Keine Polizeisirenen. Keine barschen Stimmen, die über Lautsprecher Befehle brüllten. Keine Angstschreie. Kein Füßetrampeln flüchtender Randalierer.
Ihr Hirn war ausgepowert von den endlos kreisenden Gedanken, und sie beobachtete die Männer unter gesenkten Lidern hervor. Nicholas starrte auf seine Uhr, als wunderte auch er sich, wo die Polizei blieb, Franek jedoch hatte nur Augen für sie.
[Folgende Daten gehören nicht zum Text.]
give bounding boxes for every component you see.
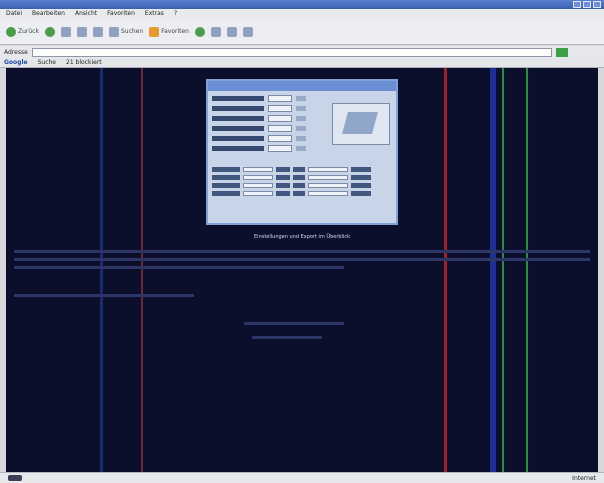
dialog-setting-row (212, 145, 392, 152)
color-stripe (490, 68, 496, 472)
toolbar: Zurück Suchen Favoriten (0, 19, 604, 45)
search-button[interactable]: Suchen (108, 26, 144, 37)
text-line (14, 266, 344, 269)
star-icon (149, 26, 160, 37)
text-line (252, 336, 322, 339)
mail-icon[interactable] (226, 26, 237, 37)
color-stripe (141, 68, 143, 472)
address-field[interactable] (31, 47, 552, 57)
window-controls (573, 1, 601, 8)
forward-arrow-icon[interactable] (44, 26, 55, 37)
dialog-preview-panel (332, 103, 390, 145)
menu-item-favorites[interactable]: Favoriten (107, 9, 135, 19)
address-label: Adresse (4, 48, 28, 56)
color-stripe (502, 68, 504, 472)
popup-blocker-status[interactable]: 21 blockiert (66, 59, 102, 66)
image-caption: Einstellungen und Export im Überblick (254, 234, 350, 240)
menu-bar: Datei Bearbeiten Ansicht Favoriten Extra… (0, 9, 604, 19)
dialog-table-row (212, 191, 392, 196)
dialog-setting-row (212, 95, 392, 102)
status-zone: Internet (572, 474, 596, 482)
search-icon (108, 26, 119, 37)
menu-item-tools[interactable]: Extras (145, 9, 164, 19)
dialog-table (212, 167, 392, 199)
print-icon[interactable] (242, 26, 253, 37)
go-button[interactable] (555, 47, 568, 57)
favorites-label: Favoriten (161, 28, 189, 35)
links-bar: Google Suche 21 blockiert (0, 58, 604, 68)
title-bar (0, 0, 604, 9)
address-bar: Adresse (0, 46, 604, 58)
back-arrow-icon (6, 26, 16, 37)
color-stripe (526, 68, 528, 472)
close-button[interactable] (593, 1, 601, 8)
status-bar: Internet (0, 472, 604, 483)
page-content: Einstellungen und Export im Überblick (6, 68, 598, 472)
back-label: Zurück (18, 28, 39, 35)
text-line (244, 322, 344, 325)
dialog-table-row (212, 167, 392, 172)
google-toolbar-logo: Google (4, 59, 28, 66)
menu-item-file[interactable]: Datei (6, 9, 22, 19)
browser-window: Datei Bearbeiten Ansicht Favoriten Extra… (0, 0, 604, 483)
text-line (14, 294, 194, 297)
text-line (14, 258, 590, 261)
menu-item-view[interactable]: Ansicht (75, 9, 97, 19)
search-label: Suchen (120, 28, 144, 35)
color-stripe (444, 68, 447, 472)
refresh-icon[interactable] (76, 26, 87, 37)
back-button[interactable]: Zurück (6, 26, 39, 37)
history-icon[interactable] (210, 26, 221, 37)
media-icon[interactable] (194, 26, 205, 37)
home-icon[interactable] (92, 26, 103, 37)
stop-icon[interactable] (60, 26, 71, 37)
text-line (14, 250, 590, 253)
dialog-title-bar (208, 81, 396, 91)
menu-item-edit[interactable]: Bearbeiten (32, 9, 65, 19)
page-loaded-icon (8, 475, 22, 481)
dialog-table-row (212, 175, 392, 180)
maximize-button[interactable] (583, 1, 591, 8)
google-search-button[interactable]: Suche (38, 59, 56, 66)
dialog-body (212, 95, 392, 219)
favorites-button[interactable]: Favoriten (149, 26, 189, 37)
settings-dialog-screenshot (206, 79, 398, 225)
dialog-table-row (212, 183, 392, 188)
menu-item-help[interactable]: ? (174, 9, 177, 19)
minimize-button[interactable] (573, 1, 581, 8)
color-stripe (100, 68, 103, 472)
Was wollte er von ihr?
Sie sorgen dafür, dass uns nichts passiert, bis die Polizei kommt...
War sie eine Geisel? War sie ein Opfer? War sie beides? Kümmerte es Franek auch nur im Geringsten, wie es ihr ging, solange ihre Anwesenheit ihn vor der wütenden Menge schützte?